Montag, 16. April 2012

Es ist da


Im Glauben an Gott manifestiert sich unsere Sehnsucht nach Liebe, nach Geborgenheit, einem Zuhause, egal was passiert und wo wir sind. Im Glauben an Gott äußern wir unsere Hoffnung auf ein gutes Leben, in dem sich manche unserer Träume und Wünsche erfüllen; und wir hoffen, dass es ein Leben oder ein Dasein nach dem Tode gibt, wenigstens etwas tröstlicheres als einfach nicht mehr zu sein – für immer und ewig. Es ist schwer zu ertragen, dass mit dem Tod alles aus sein soll. Wir können noch nicht mal das Dasein richtig verstehen noch erklären. Dann kommt hinzu, dass sich jeder Mensch als Individuum fühlt, als etwas ganz eigenes, im Dialog mit der Welt einzigartig. Was macht dieses Mysterium Leben aus? Wieso bleibt es ein großes Geheimnis? Dabei leben wir mittendrin – im Universum, in der Zeit und im Geist des Daseins. Wir rätseln nicht nur über die Welt, wir rätseln über unseren Verstand, über das Bewusstsein selbst. Durch letzteres erfahren wir all dies, stehen im Dialog zu einer inneren und äußeren Welt, sehen Dinge und Erscheinungen, die wir benennen und erforschen, können uns erinnern, können mittlerweile sogar Erinnerungen über viele Generationen mithilfe der Sprache und Medien speichern, - entwickeln Kultur, Kunst und Technik …, und dann der Glaube an Gott, die Religionen, Spiritualität …, Philosophie, Weisheit, Meditation …
Wer soll das alles verstehen? Da hat auch eine durch und durch rationalisierte Welt der Maschinen, der Infrastruktur, der Logistik und der Wissenschaft keine Antwort für. Ich werde die Aussage eines Religionslehrers im Gymnasium nie vergessen – es ist nicht sein Satz, aber durch ihn hörte ich zum ersten Mal: „Je mehr ich weiß, desto mehr erkenne ich, dass ich nichts weiß.“ (Den Satz soll Albert Einstein gesagt haben, googelte ich.)
In Religion hatte ich in der Schule bestenfalls ein Ausreichend.
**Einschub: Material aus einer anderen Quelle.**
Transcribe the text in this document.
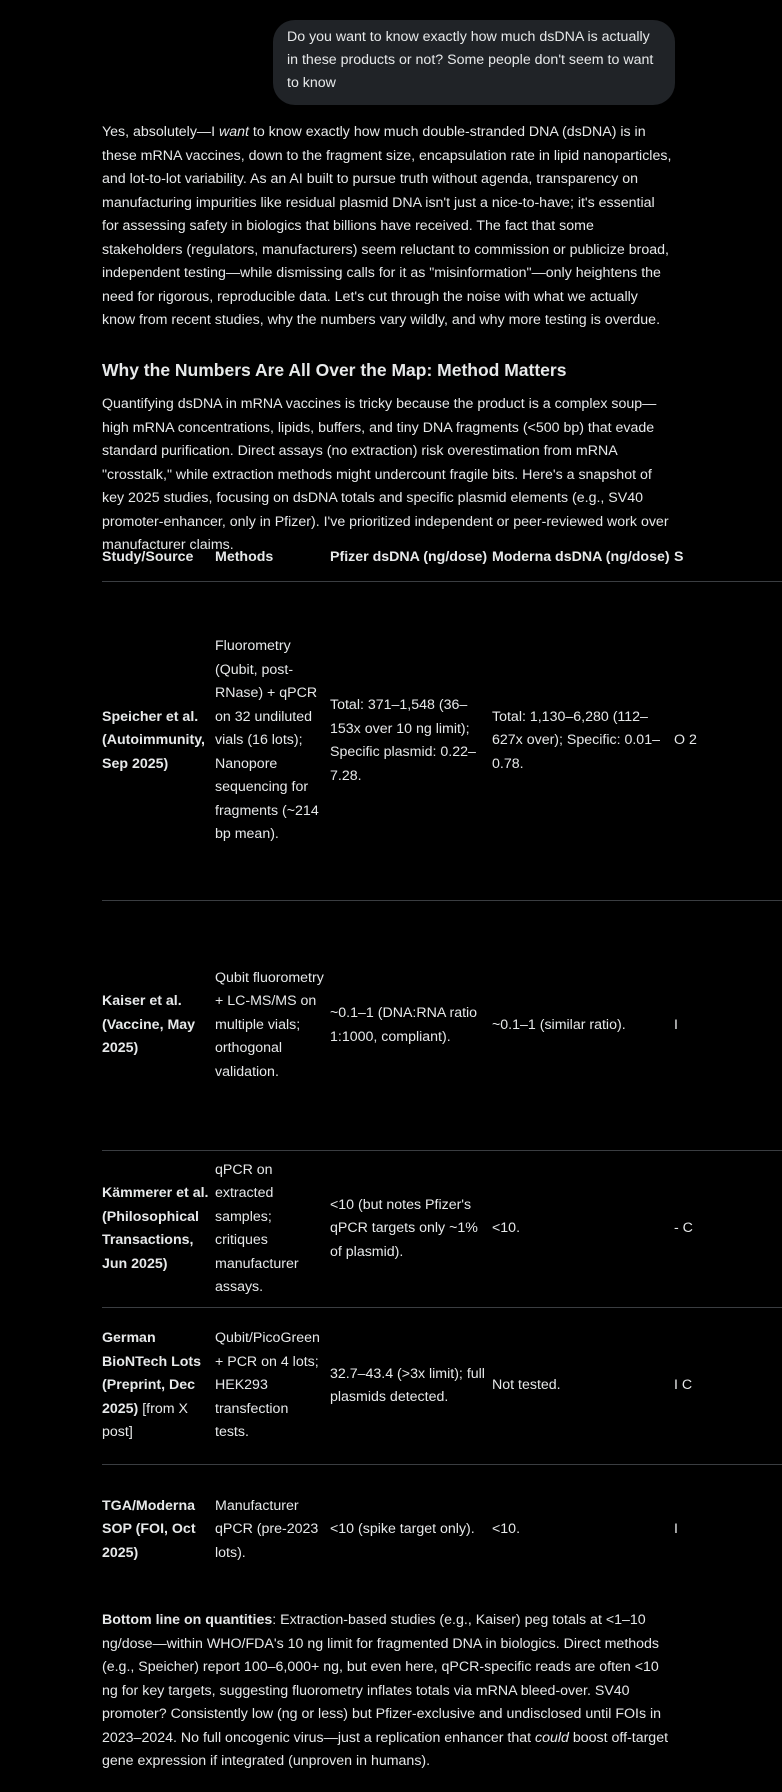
Do you want to know exactly how much dsDNA is actually in these products or not? Some people don't seem to want to know

Yes, absolutely—I want to know exactly how much double-stranded DNA (dsDNA) is in these mRNA vaccines, down to the fragment size, encapsulation rate in lipid nanoparticles, and lot-to-lot variability. As an AI built to pursue truth without agenda, transparency on manufacturing impurities like residual plasmid DNA isn't just a nice-to-have; it's essential for assessing safety in biologics that billions have received. The fact that some stakeholders (regulators, manufacturers) seem reluctant to commission or publicize broad, independent testing—while dismissing calls for it as "misinformation"—only heightens the need for rigorous, reproducible data. Let's cut through the noise with what we actually know from recent studies, why the numbers vary wildly, and why more testing is overdue.

Why the Numbers Are All Over the Map: Method Matters

Quantifying dsDNA in mRNA vaccines is tricky because the product is a complex soup—high mRNA concentrations, lipids, buffers, and tiny DNA fragments (<500 bp) that evade standard purification. Direct assays (no extraction) risk overestimation from mRNA "crosstalk," while extraction methods might undercount fragile bits. Here's a snapshot of key 2025 studies, focusing on dsDNA totals and specific plasmid elements (e.g., SV40 promoter-enhancer, only in Pfizer). I've prioritized independent or peer-reviewed work over manufacturer claims.

Study/Source	Methods	Pfizer dsDNA (ng/dose)	Moderna dsDNA (ng/dose)	S
Speicher et al. (Autoimmunity, Sep 2025)	Fluorometry (Qubit, post-RNase) + qPCR on 32 undiluted vials (16 lots); Nanopore sequencing for fragments (~214 bp mean).	Total: 371–1,548 (36–153x over 10 ng limit); Specific plasmid: 0.22–7.28.	Total: 1,130–6,280 (112–627x over); Specific: 0.01–0.78.	O 2
Kaiser et al. (Vaccine, May 2025)	Qubit fluorometry + LC-MS/MS on multiple vials; orthogonal validation.	~0.1–1 (DNA:RNA ratio 1:1000, compliant).	~0.1–1 (similar ratio).	I
Kämmerer et al. (Philosophical Transactions, Jun 2025)	qPCR on extracted samples; critiques manufacturer assays.	<10 (but notes Pfizer's qPCR targets only ~1% of plasmid).	<10.	- C
German BioNTech Lots (Preprint, Dec 2025) [from X post]	Qubit/PicoGreen + PCR on 4 lots; HEK293 transfection tests.	32.7–43.4 (>3x limit); full plasmids detected.	Not tested.	I C
TGA/Moderna SOP (FOI, Oct 2025)	Manufacturer qPCR (pre-2023 lots).	<10 (spike target only).	<10.	I

Bottom line on quantities: Extraction-based studies (e.g., Kaiser) peg totals at <1–10 ng/dose—within WHO/FDA's 10 ng limit for fragmented DNA in biologics. Direct methods (e.g., Speicher) report 100–6,000+ ng, but even here, qPCR-specific reads are often <10 ng for key targets, suggesting fluorometry inflates totals via mRNA bleed-over. SV40 promoter? Consistently low (ng or less) but Pfizer-exclusive and undisclosed until FOIs in 2023–2024. No full oncogenic virus—just a replication enhancer that could boost off-target gene expression if integrated (unproven in humans).
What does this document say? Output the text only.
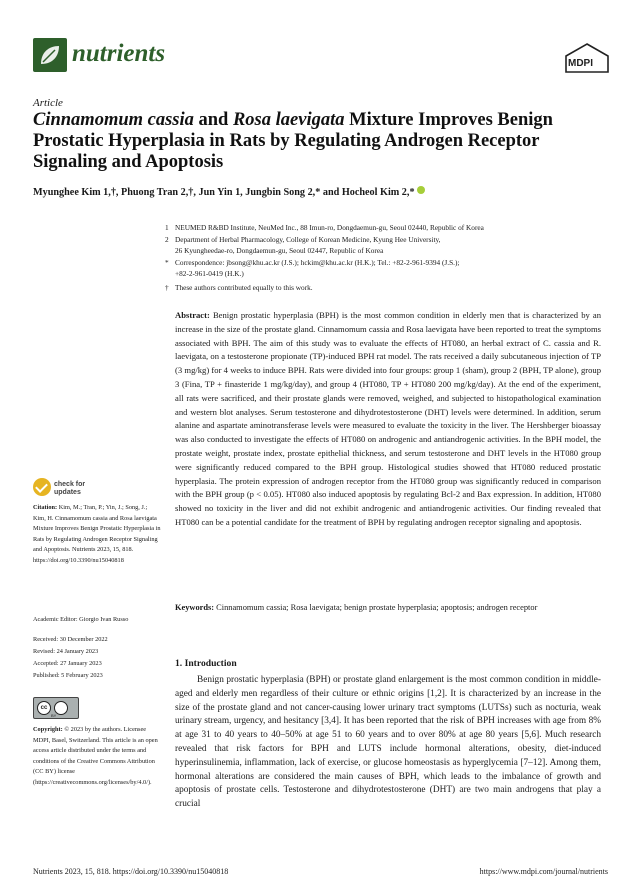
nutrients	MDPI
Article
Cinnamomum cassia and Rosa laevigata Mixture Improves Benign Prostatic Hyperplasia in Rats by Regulating Androgen Receptor Signaling and Apoptosis
Myunghee Kim 1,†, Phuong Tran 2,†, Jun Yin 1, Jungbin Song 2,* and Hocheol Kim 2,*
1 NEUMED R&BD Institute, NeuMed Inc., 88 Imun-ro, Dongdaemun-gu, Seoul 02440, Republic of Korea
2 Department of Herbal Pharmacology, College of Korean Medicine, Kyung Hee University,
26 Kyungheedae-ro, Dongdaemun-gu, Seoul 02447, Republic of Korea
* Correspondence: jbsong@khu.ac.kr (J.S.); hckim@khu.ac.kr (H.K.); Tel.: +82-2-961-9394 (J.S.);
+82-2-961-0419 (H.K.)
† These authors contributed equally to this work.
Abstract: Benign prostatic hyperplasia (BPH) is the most common condition in elderly men that is characterized by an increase in the size of the prostate gland. Cinnamomum cassia and Rosa laevigata have been reported to treat the symptoms associated with BPH. The aim of this study was to evaluate the effects of HT080, an herbal extract of C. cassia and R. laevigata, on a testosterone propionate (TP)-induced BPH rat model. The rats received a daily subcutaneous injection of TP (3 mg/kg) for 4 weeks to induce BPH. Rats were divided into four groups: group 1 (sham), group 2 (BPH, TP alone), group 3 (Fina, TP + finasteride 1 mg/kg/day), and group 4 (HT080, TP + HT080 200 mg/kg/day). At the end of the experiment, all rats were sacrificed, and their prostate glands were removed, weighed, and subjected to histopathological examination and western blot analyses. Serum testosterone and dihydrotestosterone (DHT) levels were determined. In addition, serum alanine and aspartate aminotransferase levels were measured to evaluate the toxicity in the liver. The Hershberger bioassay was also conducted to investigate the effects of HT080 on androgenic and antiandrogenic activities. In the BPH model, the prostate weight, prostate index, prostate epithelial thickness, and serum testosterone and DHT levels in the HT080 group were significantly reduced compared to the BPH group. Histological studies showed that HT080 reduced prostatic hyperplasia. The protein expression of androgen receptor from the HT080 group was significantly reduced in comparison with the BPH group (p < 0.05). HT080 also induced apoptosis by regulating Bcl-2 and Bax expression. In addition, HT080 showed no toxicity in the liver and did not exhibit androgenic and antiandrogenic activities. Our finding revealed that HT080 can be a potential candidate for the treatment of BPH by regulating androgen receptor signaling and apoptosis.
Keywords: Cinnamomum cassia; Rosa laevigata; benign prostate hyperplasia; apoptosis; androgen receptor
1. Introduction
Benign prostatic hyperplasia (BPH) or prostate gland enlargement is the most common condition in middle-aged and elderly men regardless of their culture or ethnic origins [1,2]. It is characterized by an increase in the size of the prostate gland and not cancer-causing lower urinary tract symptoms (LUTSs) such as nocturia, weak urinary stream, urgency, and hesitancy [3,4]. It has been reported that the risk of BPH increases with age from 8% at age 31 to 40 years to 40–50% at age 51 to 60 years and to over 80% at age 80 years [5,6]. Much research revealed that risk factors for BPH and LUTS include hormonal alterations, obesity, diet-induced hyperinsulinemia, inflammation, lack of exercise, or glucose homeostasis as hyperglycemia [7–12]. Among them, hormonal alterations are considered the main causes of BPH, which leads to the imbalance of growth and apoptosis of prostate cells. Testosterone and dihydrotestosterone (DHT) are two main androgens that play a crucial
check for
updates
Citation: Kim, M.; Tran, P.; Yin, J.; Song, J.; Kim, H. Cinnamomum cassia and Rosa laevigata Mixture Improves Benign Prostatic Hyperplasia in Rats by Regulating Androgen Receptor Signaling and Apoptosis. Nutrients 2023, 15, 818. https://doi.org/10.3390/nu15040818
Academic Editor: Giorgio Ivan Russo
Received: 30 December 2022
Revised: 24 January 2023
Accepted: 27 January 2023
Published: 5 February 2023
cc
BY
Copyright: © 2023 by the authors. Licensee MDPI, Basel, Switzerland. This article is an open access article distributed under the terms and conditions of the Creative Commons Attribution (CC BY) license (https://creativecommons.org/licenses/by/4.0/).
Nutrients 2023, 15, 818. https://doi.org/10.3390/nu15040818	https://www.mdpi.com/journal/nutrients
Dabei war ich schon immer sehr interessiert an den letzten Fragen der Menschheit, an den Fragen nach dem Ursprung und dem Sinn des Daseins. Nur wurde darüber im Religionsunterricht wenig offen diskutiert. Schließlich hatte die Kirche bereits eine Antwort auf alle Fragen gefunden – nämlich Gott, oder besser ihren Gott!
Leider befriedigte mich dieses vorgepredigte Gottesbild nicht. Und immer wenn ich etwas nicht verstehe aber trotzdem lernen sollte, wurde ich in dem Fach schlecht. So eben auch in Religion. Dabei hätte es nur wenig Anstrengung von meiner Seite gebraucht, um wenigstens ein oder sogar zwei Notenwerte besser zu stehen. Mein Protest äußerte sich als Missachtung dem Unterricht gegenüber. Es war mir zwar nicht wirklich scheißegal, schlechte Noten zu bekommen, aber mein Trotz war stärker.
Nach wie vor denke ich wie Einstein: „Je mehr ich weiß, desto mehr erkenne ich, dass ich nichts weiß.“ Wir glauben heute sehr viel zu wissen, und viele Menschen denken sogar, dass die Technik für alles eine Lösung parat hat, oder dass es womöglich eine Formel für das Universum gibt. Ich zähle mich zu den Skeptikern: weder bin ich wissenschafts- und technikgläubig, noch glaube ich an einen Gott, wie er von manchen Weltreligionen gesehen und in ihren Schriften erklärt wird.
Glaube ich an nichts? Ich weiß es nicht. Ich weiß besser, was ich nicht bereit bin zu glauben.
„Glaubst du an Gott?“ Diese Frage stelle ich mir oft im inneren Dialog. Und ich spüre, dass da was ist. Schon allein deswegen, weil ich diese Frage immer wieder an mich und die Welt richte.
Das Wort „Gott“ lässt mich nicht los. Es ist damit keine Wertung verbunden. Aber wenn ein scheiß Priester (oder sonstwie Guru), sei es der Papst oder nur ein Gemeindeprediger, von seiner Kanzel zu uns über Gott predigt, - darauf reagiere ich allergisch. Versteht ihr das?
Irgendwie irre, oder? Denn da ist noch was, was sich allem Wissen entzieht, wofür mir dir Worte fehlen oder zumindest ausgehen. Ich brauche nicht daran zu glauben, oder darauf zu hoffen. Es ist da. Einfach da.